Abu Dhabi plans futures trading for its main oil grade

ADNOC will lift destination restrictions on the sales of Murban crude futures



Abu Dhabi will begin trading futures contracts of its flagship oil grade in what could eventually become a new price benchmark for a fifth of the world’s crude.

Trading in Murban crude futures aims at “strengthening Abu Dhabi’s position as a global energy player,” Crown Prince Mohammed Bin Zayed Al Nahyan said Monday in a Tweet. Government-owned Abu Dhabi National Oil Co. also reported a 7 per cent increase in its oil reserves, expanding the size of commercial deposits in the United Arab Emirates to 105 billion barrels.

As part of the planned futures contract, ADNOC would lift destination restrictions on sales of Murban, enabling buyers to trade or ship it anywhere. Customers are currently obliged to use ADNOC’s crude only at their own refineries.

ADNOC produces about 1.7 million barrels a day of Murban, its best and most abundant grade. It hopes the planned Murban contract will provide a benchmark for exports of crude from the Gulf, which supplies about a fifth of the world’s oil. Most Middle Eastern producers price their crude based on the Oman and Dubai benchmarks.

Trading in Murban crude futures is to start in the second or third quarter of next year on an internationally recognized exchange, ADNOC said in a statement.
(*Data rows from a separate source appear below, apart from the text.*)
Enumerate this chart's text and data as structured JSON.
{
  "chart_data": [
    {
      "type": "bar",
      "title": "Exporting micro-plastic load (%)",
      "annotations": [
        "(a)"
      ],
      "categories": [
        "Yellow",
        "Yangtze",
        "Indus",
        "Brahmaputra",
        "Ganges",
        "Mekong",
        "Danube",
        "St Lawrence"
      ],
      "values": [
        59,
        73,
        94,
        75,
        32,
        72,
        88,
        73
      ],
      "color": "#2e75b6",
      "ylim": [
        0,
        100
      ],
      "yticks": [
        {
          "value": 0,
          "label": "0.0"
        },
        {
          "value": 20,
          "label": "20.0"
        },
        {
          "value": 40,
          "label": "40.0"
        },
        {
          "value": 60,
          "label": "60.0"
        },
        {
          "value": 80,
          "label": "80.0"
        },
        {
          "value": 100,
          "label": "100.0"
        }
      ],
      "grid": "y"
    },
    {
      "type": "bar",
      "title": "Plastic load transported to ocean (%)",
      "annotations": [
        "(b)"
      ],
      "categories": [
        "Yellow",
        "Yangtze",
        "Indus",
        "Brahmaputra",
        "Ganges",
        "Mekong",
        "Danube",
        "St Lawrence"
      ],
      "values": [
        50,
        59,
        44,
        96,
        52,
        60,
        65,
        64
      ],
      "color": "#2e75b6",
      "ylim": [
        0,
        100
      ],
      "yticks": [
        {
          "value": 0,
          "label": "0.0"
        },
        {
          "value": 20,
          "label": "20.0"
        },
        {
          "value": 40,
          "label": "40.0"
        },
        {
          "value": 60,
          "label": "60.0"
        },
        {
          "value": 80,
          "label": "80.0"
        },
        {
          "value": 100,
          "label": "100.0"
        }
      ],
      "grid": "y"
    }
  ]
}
The introduction of the contract “will enable our customers and other market participants to better price, manage and trade their purchases of Murban,” CEO Sultan Al Jaber said in the statement.

The Murban futures contract would set prices for physical sales of the grade. Until now, ADNOC has set the price for its four crude grades retroactively, one month after shipping the barrels. The company produces Murban from onshore fields, unlike its other grades — Umm Lulu, Das and Upper Zakum — which it pumps at offshore deposits.

Trading platform

ADNOC may try to set up a trading platform for the new contract in Abu Dhabi with Intercontinental Exchange Inc., people with knowledge of the situation said last month. ADNOC hopes to persuade international oil companies and traders to take minority stakes in the new exchange, the people said.

ADNOC raised its estimate for oil reserves by 7 billion barrels to 105 billion, attributing the increase to additional wells and production at new fields, it said. The expansion means the UAE now ranks sixth worldwide in terms of crude reserves, up from seventh, according to data from the US Energy Information Administration. Abu Dhabi holds most of the country’s hydrocarbon deposits.

The company also boosted its gas reserves by 58 trillion standard cubic feet to 273 trillion and announced the discovery of unconventional gas deposits.